As described above, other reports have compared the relative efficacy of antioxidant system in prostate cancer. However, this work develops a more graded study by including models representative of different stages of prostate malignancy.

To our knowledge, our study performed on cell lines representing normal prostate epithelium, localized and metastatic prostate cancer, all stages of prostate cancer progression, is the first demonstrating an increase of ROS (peroxides) along with prostate cancer progression, concomitantly with OS adaptation. Therefore we suggest that this duality may be necessary for prostate cancer progression and for a more aggressive malignant phenotype. On the other hand, as normal epithelium cell line shows lower ROS levels in basal conditions, but greater sensitivity to cytotoxicity induced by ROS (500 μM H2O2) and concomitantly lower GSH levels and Gl-Red activity, these conditions may contribute to a higher susceptibility to OS lesion by normal prostate epithelium.

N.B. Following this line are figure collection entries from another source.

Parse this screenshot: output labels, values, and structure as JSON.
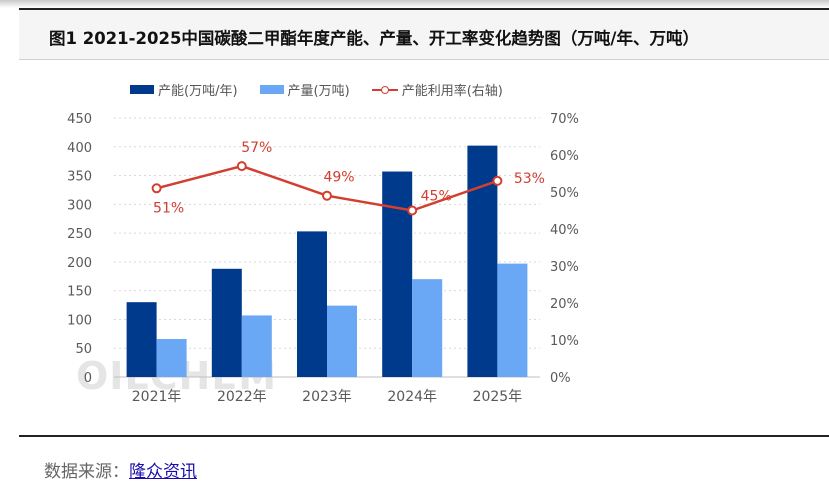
{
  "figure": {
    "title": "图1  2021-2025中国碳酸二甲酯年度产能、产量、开工率变化趋势图（万吨/年、万吨）",
    "source_label": "数据来源：",
    "source_link": "隆众资讯",
    "watermark": "OILCHEM"
  },
  "legend": {
    "capacity": "产能(万吨/年)",
    "output": "产量(万吨)",
    "utilization": "产能利用率(右轴)"
  },
  "colors": {
    "capacity": "#003a8c",
    "output": "#6aa8f5",
    "utilization": "#d23f31"
  },
  "chart_data": {
    "type": "bar",
    "categories": [
      "2021年",
      "2022年",
      "2023年",
      "2024年",
      "2025年"
    ],
    "series": [
      {
        "name": "产能(万吨/年)",
        "type": "bar",
        "axis": "left",
        "values": [
          130,
          188,
          253,
          357,
          402
        ]
      },
      {
        "name": "产量(万吨)",
        "type": "bar",
        "axis": "left",
        "values": [
          66,
          107,
          124,
          170,
          197
        ]
      },
      {
        "name": "产能利用率(右轴)",
        "type": "line",
        "axis": "right",
        "values": [
          51,
          57,
          49,
          45,
          53
        ],
        "labels": [
          "51%",
          "57%",
          "49%",
          "45%",
          "53%"
        ]
      }
    ],
    "y_left": {
      "ylim": [
        0,
        450
      ],
      "ticks": [
        "0",
        "50",
        "100",
        "150",
        "200",
        "250",
        "300",
        "350",
        "400",
        "450"
      ]
    },
    "y_right": {
      "ylim": [
        0,
        70
      ],
      "ticks": [
        "0%",
        "10%",
        "20%",
        "30%",
        "40%",
        "50%",
        "60%",
        "70%"
      ]
    },
    "grid": true,
    "legend_position": "top"
  }
}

The cell line model, presented here shows an important approach to understanding OS through the different stages of prostate cancer. However, it is possible that cell lines do not exactly reflect the true in vivo situation. We also realize that the present strategy, developed in a cell line model, may not be efficient when applied to in vivo experiments. Different culture conditions could influence the observed results. However, this study does propose OS modulation as a possible new therapeutic approach in prostate cancer. We intend to carry out further evaluation of this strategy to in vivo model.

Furthermore, as far as we are aware, we are the first to confirm the pivotal role of GI-Red’s activity as a new target-directed therapeutic tool in the treatment of prostate cancer.